A FTP também é parte integrante da teoria da seletividade socioemocional. De acordo com essa teoria, quando o tempo é percebido como extenso, os objetivos relacionados à aquisição de novos conhecimentos e a busca do saber são priorizados (p. ex., educação para a carreira). Por outro lado, à medida que a idade avança e a perspectiva de tempo diminui (FTP restrita), o indivíduo prioriza objetivos emocionais significativos e gratificantes para a sua vida (p. ex., investimento nas relações de amizade).

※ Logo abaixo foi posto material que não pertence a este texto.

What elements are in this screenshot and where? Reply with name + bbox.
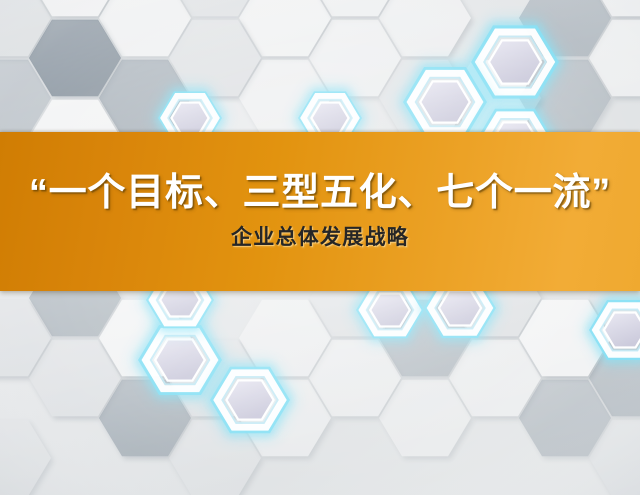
slide-canvas: “一个目标、三型五化、七个一流” 企业总体发展战略 — [0, 0, 640, 495]
banner-title: “一个目标、三型五化、七个一流” — [29, 174, 611, 214]
banner-subtitle: 企业总体发展战略 — [231, 226, 409, 249]
title-banner: “一个目标、三型五化、七个一流” 企业总体发展战略 — [0, 132, 640, 291]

Logo, pessoas com FTP restrita focam mais o presente do que o futuro (Grühn, Sharifian, & Chu, 2016; Stahl & Patrick, 2012).

Apesar de não existir um consenso sobre as dimensões que compõem a FTP, a maioria das pesquisas a considera um construto multidimensional (Río-González & Herrera, 2006). Entretanto, a literatura também indica evidências de sua unidimensionalidade (Daltrey & Langer, 1984). Ao desenvolverem um instrumento para avaliar esse construto, Daltrey e Langer (1984) propuseram inicialmente uma estrutura multidimensional para a FTP. Para esses autores, ela é composta por um conjunto de cinco dimensões: extensão (o quão longe uma pessoa é capaz de planejar seus pensamentos para o futuro), coerência (o quão organizado é o planejamento do futuro de uma pessoa), direcionalidade (o quão rápido uma pessoa se percebe progredindo ao longo do tempo), densidade (o quão densamente marcado por eventos o futuro parece ser) e atitude (sentimentos de uma pessoa sobre seu futuro).

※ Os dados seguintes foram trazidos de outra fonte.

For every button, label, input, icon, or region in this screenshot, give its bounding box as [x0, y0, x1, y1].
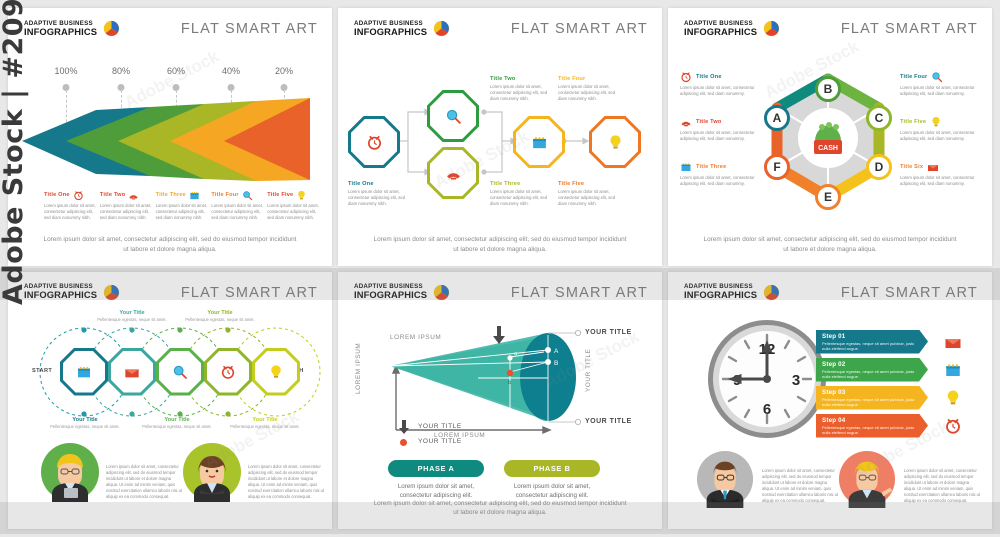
label-title: Title Four	[900, 74, 927, 80]
slides-grid: ADAPTIVE BUSINESS INFOGRAPHICS FLAT SMAR…	[0, 0, 1000, 537]
legend-item[interactable]: Title Three Lorem ipsum dolor sit amet, …	[156, 189, 209, 221]
hex-label-six[interactable]: Title Six Lorem ipsum dolor sit amet, co…	[900, 160, 980, 187]
bio-text-1: Lorem ipsum dolor sit amet, consectetur …	[762, 468, 838, 504]
label-title: Title Three	[696, 164, 726, 170]
envelope-icon	[124, 364, 140, 380]
timeline-node-4[interactable]	[204, 348, 252, 396]
avatar-businessman[interactable]	[696, 450, 754, 508]
telephone-icon	[680, 116, 692, 128]
slide-title: FLAT SMART ART	[181, 21, 318, 37]
slide-header: ADAPTIVE BUSINESS INFOGRAPHICS FLAT SMAR…	[24, 284, 318, 310]
label-body: Lorem ipsum dolor sit amet, consectetur …	[558, 84, 616, 102]
funnel-percent-labels: 100% 80% 60% 40% 20%	[8, 66, 332, 80]
axis-label-right: YOUR TITLE	[585, 348, 592, 392]
lightbulb-icon	[944, 389, 962, 407]
avatar-businesswoman[interactable]	[838, 450, 896, 508]
timeline-bottom-label-1[interactable]: Your Title Pellentesque egestas, neque s…	[46, 417, 124, 430]
axis-label-left: LOREM IPSUM	[355, 342, 362, 393]
slide-header: ADAPTIVE BUSINESS INFOGRAPHICS FLAT SMAR…	[354, 284, 648, 310]
legend-item[interactable]: Title One Lorem ipsum dolor sit amet, co…	[44, 189, 97, 221]
slide-funnel[interactable]: ADAPTIVE BUSINESS INFOGRAPHICS FLAT SMAR…	[8, 8, 332, 266]
percent-label: 80%	[112, 66, 130, 76]
legend-title: Title Four	[211, 192, 238, 198]
brand-line2: INFOGRAPHICS	[684, 290, 757, 299]
node-letter: C	[875, 111, 884, 125]
telephone-icon	[128, 190, 139, 201]
label-body: Pellentesque egestas, neque sit amet.	[93, 317, 171, 323]
hex-node-a[interactable]: A	[764, 105, 790, 131]
calendar-icon	[189, 190, 200, 201]
infographic-sheet: Adobe Stock | #209180416 ADAPTIVE BUSINE…	[0, 0, 1000, 537]
funnel-chart[interactable]	[18, 94, 318, 184]
node-letter: D	[875, 160, 884, 174]
label-title: Title One	[696, 74, 722, 80]
lightbulb-icon	[296, 190, 307, 201]
pie-chart-icon	[103, 284, 120, 301]
flow-label-five[interactable]: Title Five Lorem ipsum dolor sit amet, c…	[558, 181, 616, 207]
brand-line2: INFOGRAPHICS	[24, 27, 97, 36]
step-row-2[interactable]: Step 02 Pellentesque egestas, neque sit …	[816, 358, 986, 382]
slide-title: FLAT SMART ART	[841, 21, 978, 37]
alarm-clock-icon	[366, 134, 383, 151]
start-label: START	[32, 368, 52, 374]
slide-cone-chart[interactable]: ADAPTIVE BUSINESS INFOGRAPHICS FLAT SMAR…	[338, 272, 662, 530]
label-body: Lorem ipsum dolor sit amet, consectetur …	[900, 130, 980, 142]
flow-label-three[interactable]: Title Three Lorem ipsum dolor sit amet, …	[490, 181, 548, 207]
calendar-icon	[76, 364, 92, 380]
phase-b-caption: Lorem ipsum dolor sit amet, consectetur …	[498, 482, 606, 501]
slide-title: FLAT SMART ART	[511, 285, 648, 301]
label-title: Your Title	[226, 417, 304, 423]
node-letter: B	[824, 82, 833, 96]
percent-label: 60%	[167, 66, 185, 76]
envelope-icon	[944, 333, 962, 351]
legend-body: Lorem ipsum dolor sit amet, consectetur …	[44, 203, 97, 221]
step-arrow-3[interactable]: Step 03 Pellentesque egestas, neque sit …	[816, 386, 928, 410]
slide-timeline[interactable]: ADAPTIVE BUSINESS INFOGRAPHICS FLAT SMAR…	[8, 272, 332, 530]
dot-icon	[400, 439, 407, 446]
phase-a-caption: Lorem ipsum dolor sit amet, consectetur …	[382, 482, 490, 501]
timeline-node-3[interactable]	[156, 348, 204, 396]
step-arrow-4[interactable]: Step 04 Pellentesque egestas, neque sit …	[816, 414, 928, 438]
avatar-brunette-woman[interactable]	[182, 442, 242, 502]
phase-b-button[interactable]: PHASE B	[504, 460, 600, 477]
legend-body: Lorem ipsum dolor sit amet, consectetur …	[100, 203, 153, 221]
pie-chart-icon	[103, 20, 120, 37]
brand-line2: INFOGRAPHICS	[24, 290, 97, 299]
slide-hexagon-cycle[interactable]: ADAPTIVE BUSINESS INFOGRAPHICS FLAT SMAR…	[668, 8, 992, 266]
alarm-clock-icon	[220, 364, 236, 380]
hex-node-f[interactable]: F	[764, 154, 790, 180]
brand-line2: INFOGRAPHICS	[354, 290, 427, 299]
slide-header: ADAPTIVE BUSINESS INFOGRAPHICS FLAT SMAR…	[684, 284, 978, 310]
legend-title: Title Five	[267, 192, 293, 198]
alarm-clock-icon	[73, 190, 84, 201]
flow-label-four[interactable]: Title Four Lorem ipsum dolor sit amet, c…	[558, 76, 616, 102]
hex-label-five[interactable]: Title Five Lorem ipsum dolor sit amet, c…	[900, 115, 980, 142]
step-label: Step 01	[822, 333, 922, 340]
flow-label-one[interactable]: Title One Lorem ipsum dolor sit amet, co…	[348, 181, 406, 207]
telephone-icon	[445, 165, 462, 182]
timeline-node-5[interactable]	[252, 348, 300, 396]
phase-a-button[interactable]: PHASE A	[388, 460, 484, 477]
magnifier-icon	[172, 364, 188, 380]
hex-node-d[interactable]: D	[866, 154, 892, 180]
callout-top[interactable]: YOUR TITLE	[585, 329, 632, 336]
flow-label-two[interactable]: Title Two Lorem ipsum dolor sit amet, co…	[490, 76, 548, 102]
label-body: Lorem ipsum dolor sit amet, consectetur …	[490, 84, 548, 102]
label-title: Title Three	[490, 181, 548, 187]
alarm-clock-icon	[944, 417, 962, 435]
legend-title: Title One	[44, 192, 70, 198]
step-row-1[interactable]: Step 01 Pellentesque egestas, neque sit …	[816, 330, 986, 354]
legend-label-1: YOUR TITLE	[418, 423, 462, 430]
hex-label-one[interactable]: Title One Lorem ipsum dolor sit amet, co…	[680, 70, 760, 97]
step-label: Step 04	[822, 417, 922, 424]
slide-footer: Lorem ipsum dolor sit amet, consectetur …	[370, 235, 629, 254]
magnifier-icon	[445, 108, 462, 125]
label-title: Title Four	[558, 76, 616, 82]
lightbulb-icon	[930, 116, 942, 128]
label-body: Lorem ipsum dolor sit amet, consectetur …	[558, 189, 616, 207]
pie-chart-icon	[433, 284, 450, 301]
label-title: Your Title	[93, 310, 171, 316]
hex-node-e[interactable]: E	[815, 184, 841, 210]
step-label: Step 02	[822, 361, 922, 368]
label-body: Lorem ipsum dolor sit amet, consectetur …	[348, 189, 406, 207]
svg-text:CASH: CASH	[818, 145, 838, 152]
legend-item[interactable]: Title Five Lorem ipsum dolor sit amet, c…	[267, 189, 320, 221]
label-body: Lorem ipsum dolor sit amet, consectetur …	[900, 175, 980, 187]
svg-text:3: 3	[792, 372, 800, 389]
label-body: Lorem ipsum dolor sit amet, consectetur …	[900, 85, 980, 97]
label-body: Pellentesque egestas, neque sit amet.	[138, 424, 216, 430]
magnifier-icon	[242, 190, 253, 201]
timeline-top-label-2[interactable]: Your Title Pellentesque egestas, neque s…	[181, 310, 259, 323]
slide-title: FLAT SMART ART	[841, 285, 978, 301]
magnifier-icon	[931, 71, 943, 83]
slide-header: ADAPTIVE BUSINESS INFOGRAPHICS FLAT SMAR…	[684, 20, 978, 46]
label-title: Title Five	[558, 181, 616, 187]
svg-text:b: b	[508, 380, 511, 386]
label-body: Pellentesque egestas, neque sit amet.	[181, 317, 259, 323]
label-title: Title One	[348, 181, 406, 187]
callout-bottom[interactable]: YOUR TITLE	[585, 418, 632, 425]
envelope-icon	[927, 161, 939, 173]
slide-footer: Lorem ipsum dolor sit amet, consectetur …	[40, 235, 299, 254]
legend-label-2: YOUR TITLE	[418, 438, 462, 445]
calendar-icon	[944, 361, 962, 379]
legend-body: Lorem ipsum dolor sit amet, consectetur …	[211, 203, 264, 221]
hex-label-four[interactable]: Title Four Lorem ipsum dolor sit amet, c…	[900, 70, 980, 97]
avatar-blonde-woman[interactable]	[40, 442, 100, 502]
arrow-down-icon	[398, 420, 410, 434]
axis-label-top: LOREM IPSUM	[390, 334, 441, 341]
svg-text:6: 6	[763, 401, 771, 418]
pie-chart-icon	[433, 20, 450, 37]
step-row-4[interactable]: Step 04 Pellentesque egestas, neque sit …	[816, 414, 986, 438]
funnel-legend: Title One Lorem ipsum dolor sit amet, co…	[44, 189, 320, 221]
slide-title: FLAT SMART ART	[181, 285, 318, 301]
timeline-bottom-label-2[interactable]: Your Title Pellentesque egestas, neque s…	[138, 417, 216, 430]
bio-text-2: Lorem ipsum dolor sit amet, consectetur …	[904, 468, 980, 504]
calendar-icon	[531, 134, 548, 151]
node-letter: A	[773, 111, 782, 125]
node-letter: F	[773, 160, 780, 174]
legend-title: Title Two	[100, 192, 126, 198]
hex-node-c[interactable]: C	[866, 105, 892, 131]
label-body: Pellentesque egestas, neque sit amet.	[226, 424, 304, 430]
percent-label: 100%	[54, 66, 77, 76]
label-body: Lorem ipsum dolor sit amet, consectetur …	[490, 189, 548, 207]
step-body: Pellentesque egestas, neque sit amet pul…	[822, 369, 922, 380]
legend-title: Title Three	[156, 192, 186, 198]
slide-footer: Lorem ipsum dolor sit amet, consectetur …	[700, 235, 959, 254]
legend-body: Lorem ipsum dolor sit amet, consectetur …	[267, 203, 320, 221]
label-title: Title Two	[696, 119, 722, 125]
step-body: Pellentesque egestas, neque sit amet pul…	[822, 341, 922, 352]
percent-label: 20%	[275, 66, 293, 76]
label-title: Title Five	[900, 119, 926, 125]
svg-text:B: B	[554, 360, 558, 367]
legend-item[interactable]: Title Two Lorem ipsum dolor sit amet, co…	[100, 189, 153, 221]
step-body: Pellentesque egestas, neque sit amet pul…	[822, 397, 922, 408]
timeline-top-label-1[interactable]: Your Title Pellentesque egestas, neque s…	[93, 310, 171, 323]
hex-node-b[interactable]: B	[815, 76, 841, 102]
hex-label-three[interactable]: Title Three Lorem ipsum dolor sit amet, …	[680, 160, 760, 187]
avatar-bio-2: Lorem ipsum dolor sit amet, consectetur …	[248, 464, 326, 500]
timeline-node-2[interactable]	[108, 348, 156, 396]
legend-item[interactable]: Title Four Lorem ipsum dolor sit amet, c…	[211, 189, 264, 221]
alarm-clock-icon	[680, 71, 692, 83]
label-title: Title Six	[900, 164, 923, 170]
slide-clock-steps[interactable]: ADAPTIVE BUSINESS INFOGRAPHICS FLAT SMAR…	[668, 272, 992, 530]
timeline-bottom-label-3[interactable]: Your Title Pellentesque egestas, neque s…	[226, 417, 304, 430]
step-row-3[interactable]: Step 03 Pellentesque egestas, neque sit …	[816, 386, 986, 410]
clock-graphic[interactable]: 12 3 6 9	[706, 318, 828, 440]
legend-body: Lorem ipsum dolor sit amet, consectetur …	[156, 203, 209, 221]
svg-text:A: A	[554, 348, 559, 355]
label-title: Your Title	[46, 417, 124, 423]
slide-title: FLAT SMART ART	[511, 21, 648, 37]
label-title: Your Title	[138, 417, 216, 423]
step-arrow-2[interactable]: Step 02 Pellentesque egestas, neque sit …	[816, 358, 928, 382]
avatar-bio-1: Lorem ipsum dolor sit amet, consectetur …	[106, 464, 184, 500]
node-letter: E	[824, 190, 832, 204]
label-title: Title Two	[490, 76, 548, 82]
brand-line2: INFOGRAPHICS	[684, 27, 757, 36]
lightbulb-icon	[607, 134, 624, 151]
label-body: Lorem ipsum dolor sit amet, consectetur …	[680, 130, 760, 142]
calendar-icon	[680, 161, 692, 173]
slide-octagon-flow[interactable]: ADAPTIVE BUSINESS INFOGRAPHICS FLAT SMAR…	[338, 8, 662, 266]
timeline-node-1[interactable]	[60, 348, 108, 396]
step-body: Pellentesque egestas, neque sit amet pul…	[822, 425, 922, 436]
label-body: Pellentesque egestas, neque sit amet.	[46, 424, 124, 430]
slide-header: ADAPTIVE BUSINESS INFOGRAPHICS FLAT SMAR…	[354, 20, 648, 46]
hex-label-two[interactable]: Title Two Lorem ipsum dolor sit amet, co…	[680, 115, 760, 142]
label-body: Lorem ipsum dolor sit amet, consectetur …	[680, 85, 760, 97]
percent-label: 40%	[222, 66, 240, 76]
slide-footer: Lorem ipsum dolor sit amet, consectetur …	[370, 499, 629, 518]
step-arrow-1[interactable]: Step 01 Pellentesque egestas, neque sit …	[816, 330, 928, 354]
pie-chart-icon	[763, 20, 780, 37]
label-title: Your Title	[181, 310, 259, 316]
label-body: Lorem ipsum dolor sit amet, consectetur …	[680, 175, 760, 187]
lightbulb-icon	[268, 364, 284, 380]
slide-header: ADAPTIVE BUSINESS INFOGRAPHICS FLAT SMAR…	[24, 20, 318, 46]
pie-chart-icon	[763, 284, 780, 301]
step-label: Step 03	[822, 389, 922, 396]
brand-line2: INFOGRAPHICS	[354, 27, 427, 36]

Resultados desse estudo apoiam a hipótese da unidimensionalidade, ao revelar que a matriz de correlação dessas cinco subescalas mostrou que elas não são tão ortogonais como esperado. Isso levou os pesquisadores à hipótese de que, embora a FTP seja conceituada em termos de dimensões discretas, elas estão psicometricamente relacionadas. Assim, concluíram que, "apesar da utilidade de uma construção multifatorial em termos de aplicação e de diagnóstico para certas áreas, pesquisadores devem considerar a unifatorialidade como forma de explicar esse construto" (Río-González & Herrera, 2006, p. 49).

Considerando a hipótese da multifatorialidade para a FTP, três dimensões são utilizadas com maior frequência em pesquisas com esse construto: extensão temporal, atitude em relação ao tempo e preferência de tempo. A primeira se refere à capacidade de projeção no futuro, que pode ser relativamente baixa quando relacionada ao futuro próximo, ou elevada quando direcionada ao futuro distante. A segunda é uma dimensão mais afetiva e motivacional e diz respeito a um sentimento otimista e promissor ou a um sentimento pessimista e ameaçador em relação ao futuro. Por fim, a terceira dimensão se refere à orientação ou propensão que uma pessoa tem em valorizar e preferir um determinado período de tempo (passado, presente ou futuro). Uma orientação temporal equilibrada e consciente sobre o tempo motiva o indivíduo a enfrentar os desafios do presente, a valorizar as experiências vividas no passado e a ter expectativas e objetivos em relação ao seu futuro (Lens et al., 2012; Río-González & Herrera, 2006).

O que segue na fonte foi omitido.